O brincar é um comportamento ancestral, um comportamento insubstituível, utilíssimo para o nosso desenvolvimento. Nós nascemos imaturos, temos um longo processo de caminhada até conseguirmos a maturidade, e brincar é um comportamento exploratório. Por outro lado, assegura a nossa sobrevivência – todos os animais, nos primeiros níveis de desenvolvimento, têm uma grande necessidade de brincar. O brincar é exatamente esta construção de uma capacidade adaptativa, de uma capacidade criativa que só é possível no mundo natural. No mundo natural, porquê? Porque tem mais vantagens na relação com os objetos, na relação com o próprio corpo, na relação com os outros e com o mundo, eixos absolutamente essenciais.

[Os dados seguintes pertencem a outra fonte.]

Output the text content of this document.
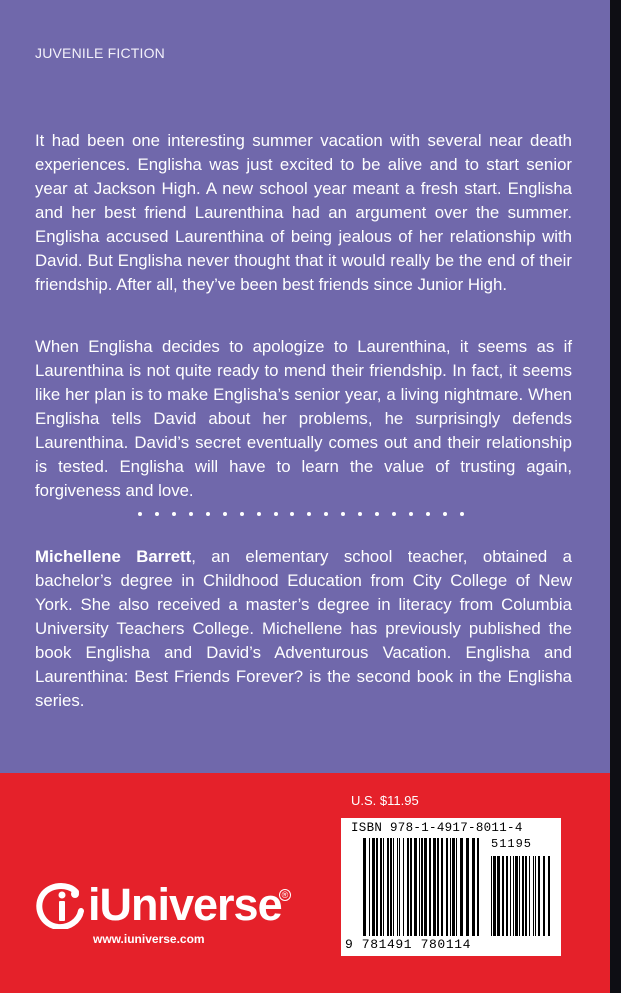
JUVENILE FICTION

It had been one interesting summer vacation with several near death experiences. Englisha was just excited to be alive and to start senior year at Jackson High. A new school year meant a fresh start. Englisha and her best friend Laurenthina had an argument over the summer. Englisha accused Laurenthina of being jealous of her relationship with David. But Englisha never thought that it would really be the end of their friendship. After all, they’ve been best friends since Junior High.

When Englisha decides to apologize to Laurenthina, it seems as if Laurenthina is not quite ready to mend their friendship. In fact, it seems like her plan is to make Englisha’s senior year, a living nightmare. When Englisha tells David about her problems, he surprisingly defends Laurenthina. David’s secret eventually comes out and their relationship is tested. Englisha will have to learn the value of trusting again, forgiveness and love.

Michellene Barrett, an elementary school teacher, obtained a bachelor’s degree in Childhood Education from City College of New York. She also received a master’s degree in literacy from Columbia University Teachers College. Michellene has previously published the book Englisha and David’s Adventurous Vacation. Englisha and Laurenthina: Best Friends Forever? is the second book in the Englisha series.

U.S. $11.95
ISBN 978-1-4917-8011-4
51195
9 781491 780114
iUniverse ®
www.iuniverse.com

Esse brincar faz-se de várias maneiras, a principal das quais é mexer o corpo, é ser ativo. Os seres humanos são corpóreos, têm uma grande necessidade biológica de mexer o corpo, de despender energia, e o brincar é uma dessas formas. Infelizmente é muito secundarizada, independentemente de fazer parte do artigo 31.º da Declaração Internacional dos Direitos da Criança. Desvalorizar o brincar na escola, na comunidade e na família não tem grande sentido, quando sabemos que é essencial para a construção emocional, cognitiva, motora e também social. O movimento do corpo é o arquiteto do cérebro, não se pode perder esta ideia.

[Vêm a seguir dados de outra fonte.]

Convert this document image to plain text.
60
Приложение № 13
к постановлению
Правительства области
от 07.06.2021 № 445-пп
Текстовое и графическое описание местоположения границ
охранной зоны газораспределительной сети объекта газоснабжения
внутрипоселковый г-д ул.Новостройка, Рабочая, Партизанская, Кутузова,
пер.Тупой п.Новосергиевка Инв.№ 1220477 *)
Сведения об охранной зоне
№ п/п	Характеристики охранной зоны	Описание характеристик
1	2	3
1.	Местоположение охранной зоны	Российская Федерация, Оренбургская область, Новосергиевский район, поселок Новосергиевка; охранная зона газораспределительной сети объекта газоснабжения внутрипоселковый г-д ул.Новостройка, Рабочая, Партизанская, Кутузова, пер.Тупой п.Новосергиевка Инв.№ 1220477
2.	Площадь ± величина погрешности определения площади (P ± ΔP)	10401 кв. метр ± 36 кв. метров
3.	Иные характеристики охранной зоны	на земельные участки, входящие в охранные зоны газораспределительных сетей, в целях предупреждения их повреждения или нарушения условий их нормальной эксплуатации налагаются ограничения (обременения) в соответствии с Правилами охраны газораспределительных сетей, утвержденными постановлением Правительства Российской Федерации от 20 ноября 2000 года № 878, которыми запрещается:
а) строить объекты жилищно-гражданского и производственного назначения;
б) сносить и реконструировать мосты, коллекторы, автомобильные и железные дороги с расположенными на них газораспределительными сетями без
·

As crianças têm de ter um tempo informal, que permita que os comportamentos que são naturais, espontâneos, como a brincadeira livre, sejam valorizados. Só assim é possível desenvolver essa capacidade criativa, adaptativa, a capacidade de sobrevivência, o confronto com a adversidade, a regulação emocional, que é das coisas mais importantes. Repare, hoje, é tudo dado e tudo pronto na hora, as crianças não resolvem problemas, não sabem atar os sapatos aos sete anos... Esta iliteracia motora é de tal ordem que as crianças sabem todas ler, contar, escrever, mas não sabem correr, não sabem saltar, andar de bicicleta, andar de skate, fazer equilíbrio. De facto, tem de haver aqui coerência entre as competências cognitivas, as competências sociais, as competências digitais, mas também as competências motoras. Mas o corpo está esquecido, esta é a minha conclusão.